More precisely, an enterprise-class 3D Printer will sell for less than $2,000, which means that small and mid-sized items will be possible to make without needing to call on 3D Printing services.
“3D printing is a technology accelerating to mainstream adoption,” said Pete Basiliere, research director at Gartner.
“It is a technology of great interest to the general media, with demonstrations on science shows, on gadget websites and in other areas. We see 3D printing as a tool for empowerment, already enabling life-changing parts and products to be built in struggling countries, helping rebuild crisis-hit areas and leading to the democratization of manufacturing.”
3Doodler is another important creation. It can actually draw things in 3D: cubes, Eiffel towers, all in the air.

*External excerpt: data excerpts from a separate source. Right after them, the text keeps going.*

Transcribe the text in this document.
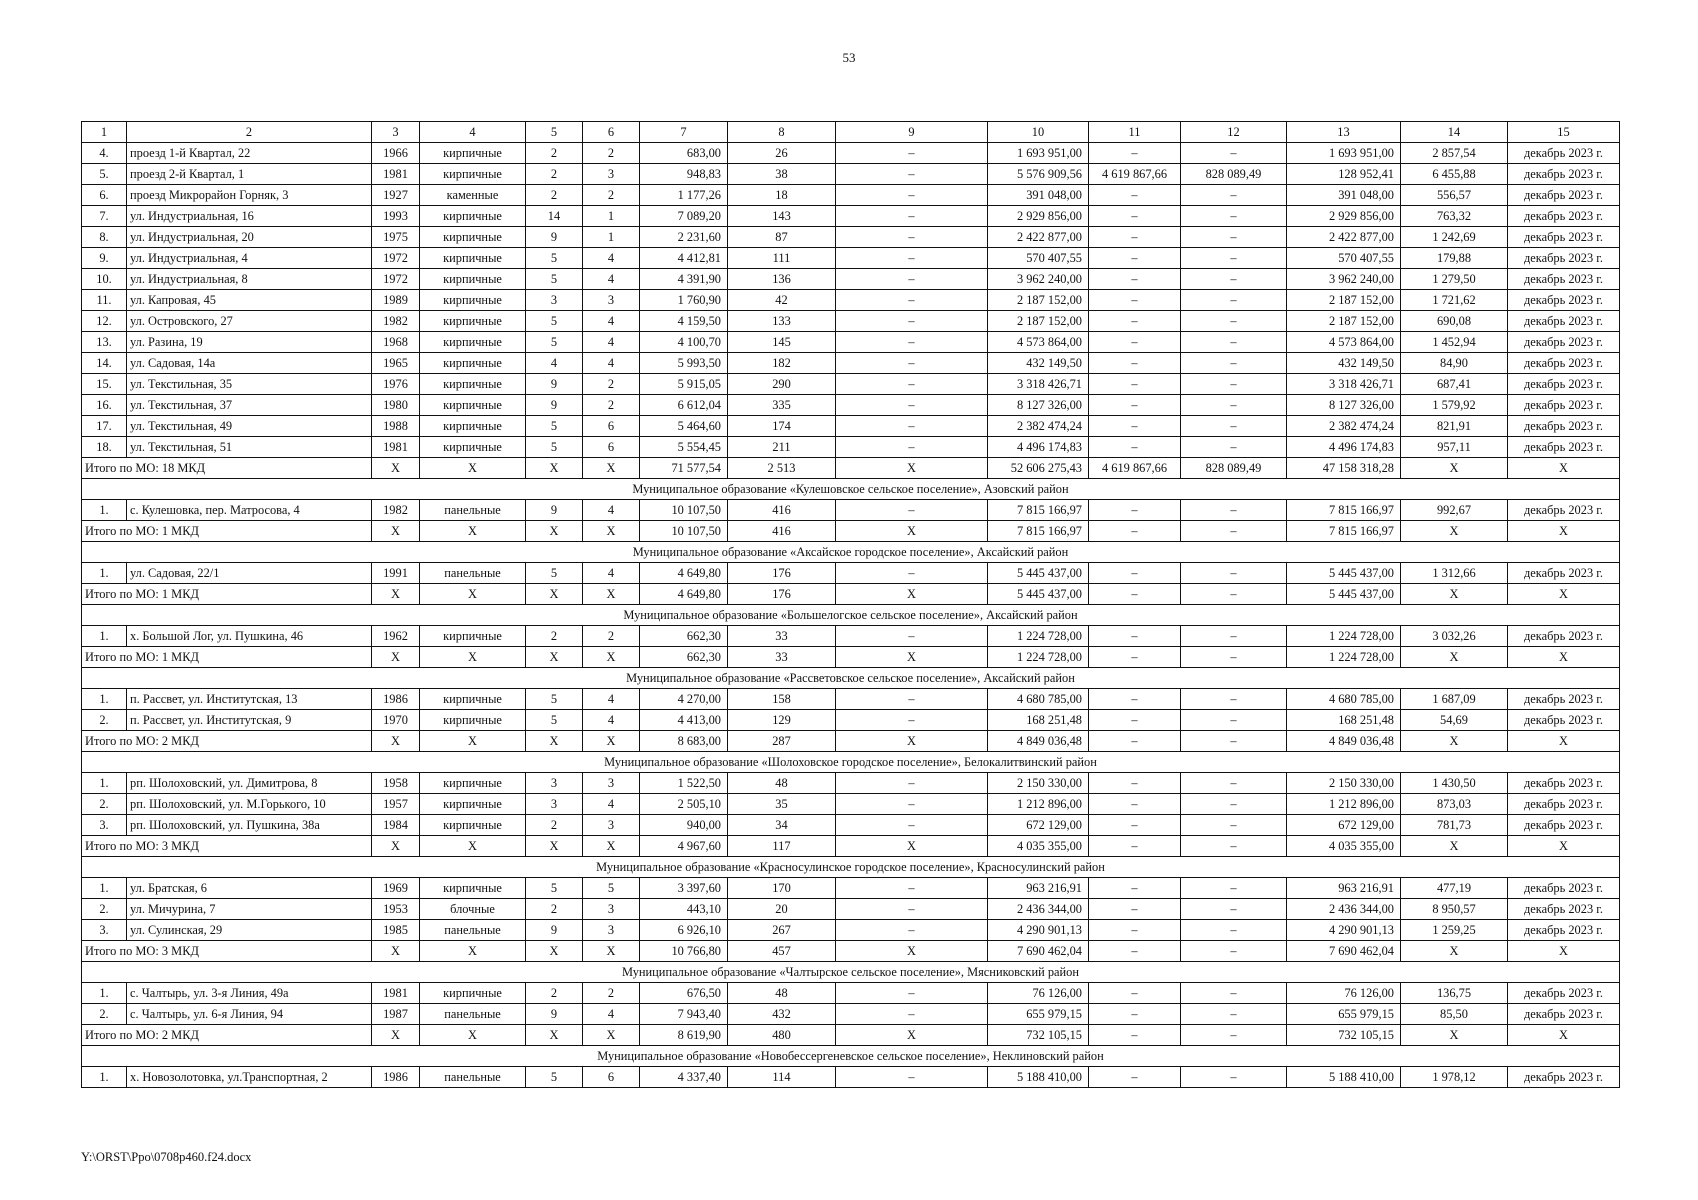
53
1	2	3	4	5	6	7	8	9	10	11	12	13	14	15
4.	проезд 1-й Квартал, 22	1966	кирпичные	2	2	683,00	26	–	1 693 951,00	–	–	1 693 951,00	2 857,54	декабрь 2023 г.
5.	проезд 2-й Квартал, 1	1981	кирпичные	2	3	948,83	38	–	5 576 909,56	4 619 867,66	828 089,49	128 952,41	6 455,88	декабрь 2023 г.
6.	проезд Микрорайон Горняк, 3	1927	каменные	2	2	1 177,26	18	–	391 048,00	–	–	391 048,00	556,57	декабрь 2023 г.
7.	ул. Индустриальная, 16	1993	кирпичные	14	1	7 089,20	143	–	2 929 856,00	–	–	2 929 856,00	763,32	декабрь 2023 г.
8.	ул. Индустриальная, 20	1975	кирпичные	9	1	2 231,60	87	–	2 422 877,00	–	–	2 422 877,00	1 242,69	декабрь 2023 г.
9.	ул. Индустриальная, 4	1972	кирпичные	5	4	4 412,81	111	–	570 407,55	–	–	570 407,55	179,88	декабрь 2023 г.
10.	ул. Индустриальная, 8	1972	кирпичные	5	4	4 391,90	136	–	3 962 240,00	–	–	3 962 240,00	1 279,50	декабрь 2023 г.
11.	ул. Капровая, 45	1989	кирпичные	3	3	1 760,90	42	–	2 187 152,00	–	–	2 187 152,00	1 721,62	декабрь 2023 г.
12.	ул. Островского, 27	1982	кирпичные	5	4	4 159,50	133	–	2 187 152,00	–	–	2 187 152,00	690,08	декабрь 2023 г.
13.	ул. Разина, 19	1968	кирпичные	5	4	4 100,70	145	–	4 573 864,00	–	–	4 573 864,00	1 452,94	декабрь 2023 г.
14.	ул. Садовая, 14а	1965	кирпичные	4	4	5 993,50	182	–	432 149,50	–	–	432 149,50	84,90	декабрь 2023 г.
15.	ул. Текстильная, 35	1976	кирпичные	9	2	5 915,05	290	–	3 318 426,71	–	–	3 318 426,71	687,41	декабрь 2023 г.
16.	ул. Текстильная, 37	1980	кирпичные	9	2	6 612,04	335	–	8 127 326,00	–	–	8 127 326,00	1 579,92	декабрь 2023 г.
17.	ул. Текстильная, 49	1988	кирпичные	5	6	5 464,60	174	–	2 382 474,24	–	–	2 382 474,24	821,91	декабрь 2023 г.
18.	ул. Текстильная, 51	1981	кирпичные	5	6	5 554,45	211	–	4 496 174,83	–	–	4 496 174,83	957,11	декабрь 2023 г.
Итого по МО: 18 МКД		X	X	X	X	71 577,54	2 513	X	52 606 275,43	4 619 867,66	828 089,49	47 158 318,28	X	X
Муниципальное образование «Кулешовское сельское поселение», Азовский район														
1.	с. Кулешовка, пер. Матросова, 4	1982	панельные	9	4	10 107,50	416	–	7 815 166,97	–	–	7 815 166,97	992,67	декабрь 2023 г.
Итого по МО: 1 МКД		X	X	X	X	10 107,50	416	X	7 815 166,97	–	–	7 815 166,97	X	X
Муниципальное образование «Аксайское городское поселение», Аксайский район														
1.	ул. Садовая, 22/1	1991	панельные	5	4	4 649,80	176	–	5 445 437,00	–	–	5 445 437,00	1 312,66	декабрь 2023 г.
Итого по МО: 1 МКД		X	X	X	X	4 649,80	176	X	5 445 437,00	–	–	5 445 437,00	X	X
Муниципальное образование «Большелогское сельское поселение», Аксайский район														
1.	х. Большой Лог, ул. Пушкина, 46	1962	кирпичные	2	2	662,30	33	–	1 224 728,00	–	–	1 224 728,00	3 032,26	декабрь 2023 г.
Итого по МО: 1 МКД		X	X	X	X	662,30	33	X	1 224 728,00	–	–	1 224 728,00	X	X
Муниципальное образование «Рассветовское сельское поселение», Аксайский район														
1.	п. Рассвет, ул. Институтская, 13	1986	кирпичные	5	4	4 270,00	158	–	4 680 785,00	–	–	4 680 785,00	1 687,09	декабрь 2023 г.
2.	п. Рассвет, ул. Институтская, 9	1970	кирпичные	5	4	4 413,00	129	–	168 251,48	–	–	168 251,48	54,69	декабрь 2023 г.
Итого по МО: 2 МКД		X	X	X	X	8 683,00	287	X	4 849 036,48	–	–	4 849 036,48	X	X
Муниципальное образование «Шолоховское городское поселение», Белокалитвинский район														
1.	рп. Шолоховский, ул. Димитрова, 8	1958	кирпичные	3	3	1 522,50	48	–	2 150 330,00	–	–	2 150 330,00	1 430,50	декабрь 2023 г.
2.	рп. Шолоховский, ул. М.Горького, 10	1957	кирпичные	3	4	2 505,10	35	–	1 212 896,00	–	–	1 212 896,00	873,03	декабрь 2023 г.
3.	рп. Шолоховский, ул. Пушкина, 38а	1984	кирпичные	2	3	940,00	34	–	672 129,00	–	–	672 129,00	781,73	декабрь 2023 г.
Итого по МО: 3 МКД		X	X	X	X	4 967,60	117	X	4 035 355,00	–	–	4 035 355,00	X	X
Муниципальное образование «Красносулинское городское поселение», Красносулинский район														
1.	ул. Братская, 6	1969	кирпичные	5	5	3 397,60	170	–	963 216,91	–	–	963 216,91	477,19	декабрь 2023 г.
2.	ул. Мичурина, 7	1953	блочные	2	3	443,10	20	–	2 436 344,00	–	–	2 436 344,00	8 950,57	декабрь 2023 г.
3.	ул. Сулинская, 29	1985	панельные	9	3	6 926,10	267	–	4 290 901,13	–	–	4 290 901,13	1 259,25	декабрь 2023 г.
Итого по МО: 3 МКД		X	X	X	X	10 766,80	457	X	7 690 462,04	–	–	7 690 462,04	X	X
Муниципальное образование «Чалтырское сельское поселение», Мясниковский район														
1.	с. Чалтырь, ул. 3-я Линия, 49а	1981	кирпичные	2	2	676,50	48	–	76 126,00	–	–	76 126,00	136,75	декабрь 2023 г.
2.	с. Чалтырь, ул. 6-я Линия, 94	1987	панельные	9	4	7 943,40	432	–	655 979,15	–	–	655 979,15	85,50	декабрь 2023 г.
Итого по МО: 2 МКД		X	X	X	X	8 619,90	480	X	732 105,15	–	–	732 105,15	X	X
Муниципальное образование «Новобессергеневское сельское поселение», Неклиновский район														
1.	х. Новозолотовка, ул.Транспортная, 2	1986	панельные	5	6	4 337,40	114	–	5 188 410,00	–	–	5 188 410,00	1 978,12	декабрь 2023 г.
Y:\ORST\Ppo\0708p460.f24.docx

Since the Internet is already filling with 3D-printable models, actual 3D Printers really are the only thing needed to jumpstart the industry.
It doesn't hurt that the science has evolved so much and so fast that even artificial tissue for surgery has been created. It wasn't long ago that 75% of a man's skull was replaced by a 3D-printed implant.
An expanded 3D Printing user base will change how business transactions are conducted: architects and designers will be able to easily make prototypes of their projects, at home it will be easy to make household objects, etc.
Consumers will just have one problem: most won't have the 3D CAD (computer aided design) expertise to produce worthwhile virtual 3D models.